Катафалк, который я определил как наш, прошуршал по гравию и остановился перед нами. Я достал визитную карточку «Ко-оп» и поднял ее над головой. Первая погребальная контора, куда мы обратились, столь пылко расхваливала преимущества своего семейного предприятия, что я тут же выяснил, насколько они дороже остальных. Оказалось, почти в два раза по сравнению с «Ко-оп», которой, помимо погребальных контор, принадлежала еще сеть супермаркетов.
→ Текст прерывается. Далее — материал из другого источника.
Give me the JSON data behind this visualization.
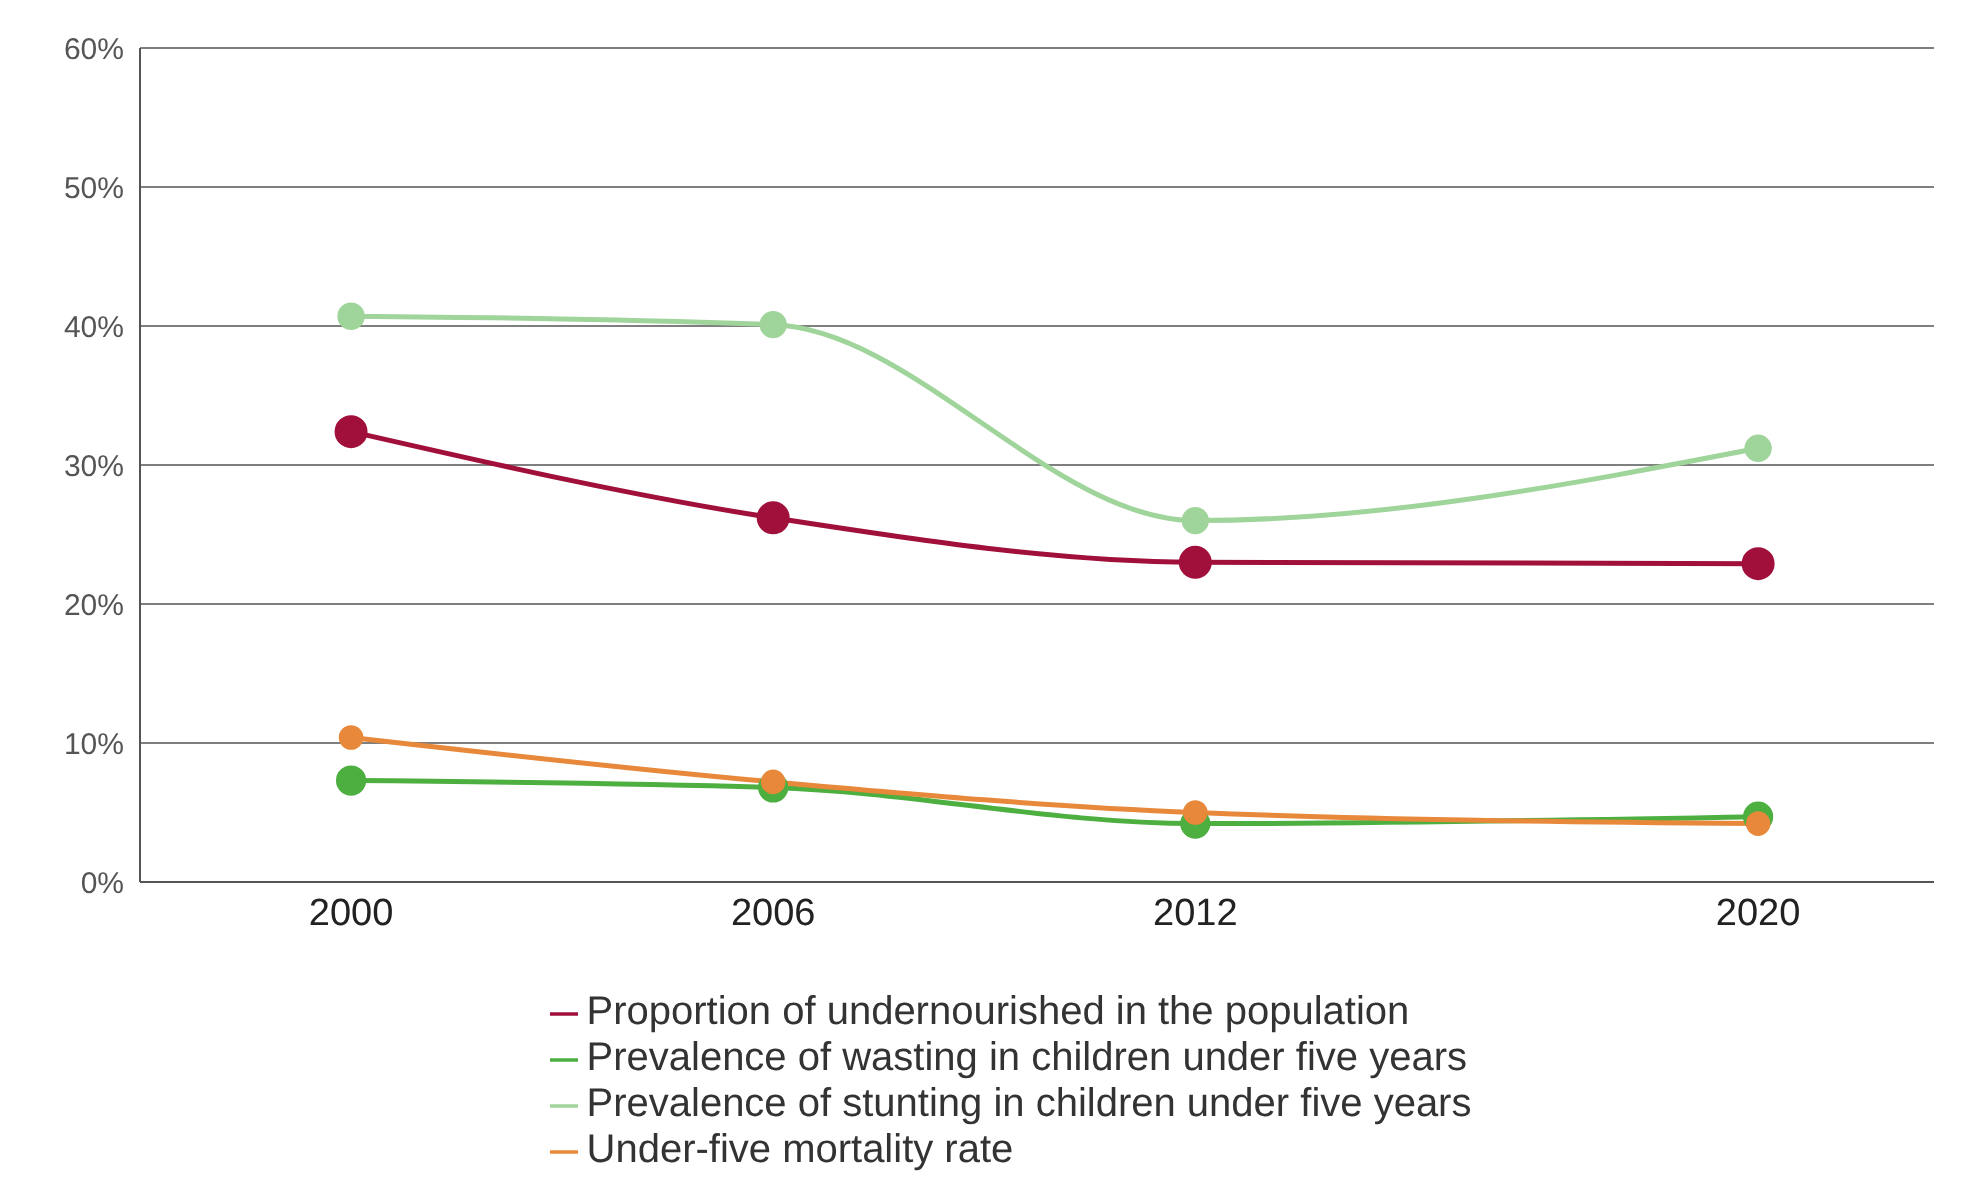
{
  "chart_data": {
    "type": "line",
    "x": [
      2000,
      2006,
      2012,
      2020
    ],
    "xlim": [
      1997,
      2022.5
    ],
    "xticks": [
      2000,
      2006,
      2012,
      2020
    ],
    "ylim": [
      0,
      60
    ],
    "yticks": [
      {
        "value": 0,
        "label": "0%"
      },
      {
        "value": 10,
        "label": "10%"
      },
      {
        "value": 20,
        "label": "20%"
      },
      {
        "value": 30,
        "label": "30%"
      },
      {
        "value": 40,
        "label": "40%"
      },
      {
        "value": 50,
        "label": "50%"
      },
      {
        "value": 60,
        "label": "60%"
      }
    ],
    "grid": "y",
    "legend": "bottom",
    "marker": "circle",
    "line_style": "solid",
    "series": [
      {
        "name": "Proportion of undernourished in the population",
        "color": "#a0103a",
        "values": [
          32.4,
          26.2,
          23.0,
          22.9
        ]
      },
      {
        "name": "Prevalence of wasting in children under five years",
        "color": "#4caf3f",
        "values": [
          7.3,
          6.8,
          4.2,
          4.7
        ]
      },
      {
        "name": "Prevalence of stunting in children under five years",
        "color": "#9fd49a",
        "values": [
          40.7,
          40.1,
          26.0,
          31.2
        ]
      },
      {
        "name": "Under-five mortality rate",
        "color": "#e8883a",
        "values": [
          10.4,
          7.2,
          5.0,
          4.2
        ]
      }
    ]
  }
}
У «Ко-оп» оказалось еще одно преимущество – отделения в Корнуолле и Лондоне, так что нам не пришлось платить за ночной прогон катафалка из самого Пензанса.
Рабочий увидел, как я размахиваю визиткой, и подошел.
– Мистер Чешир? – спросил он так негромко и сдержанно, что я задался вопросом: не дешевле ли нам стал бы гробовщик, который громко портит воздух и грубо шутит? Трудно, наверное, весь день профессионально соответствовать. Даже в машине на обратном пути не рассмеяться, хотя они, наверное, все-таки смеются.
В тот же миг я увидел, как из часовни выходит викарий. Он заранее попросил меня набросать несколько слов о Фарли, и я отпечатал их, сидя на работе. Элис болтала с Джерардом, что меня совсем не устраивало. Понравившаяся мне девушка проехала мимо нас в мини-фургоне с длинным патлатым парнем за рулем. Я переговорил с гробовщиком, отдал текст о Фарли викарию, и он попросил нас обождать минутку у входа, прежде чем вносить гроб. Элис старалась не рассмеяться над тем, что сказал ей Джерард, и все остальные тоже. Даже я чуть не прыснул, хотя глаза мои почему-то налились слезами.
Через пару минут викарий появился в дверях и пригласил нас внутрь. Мы с Джерардом вместе с могильщиками подставили плечи под гроб, Лидия взяла Рекса, и мы вошли. Я поразился, как легко нести Фарли, будто после смерти он стал бесплотным, но Джерард объяснил, что это из-за перераспределения веса.
– Снаряжен, обряжен и готов к похоронным процедурам, – сострил Энди.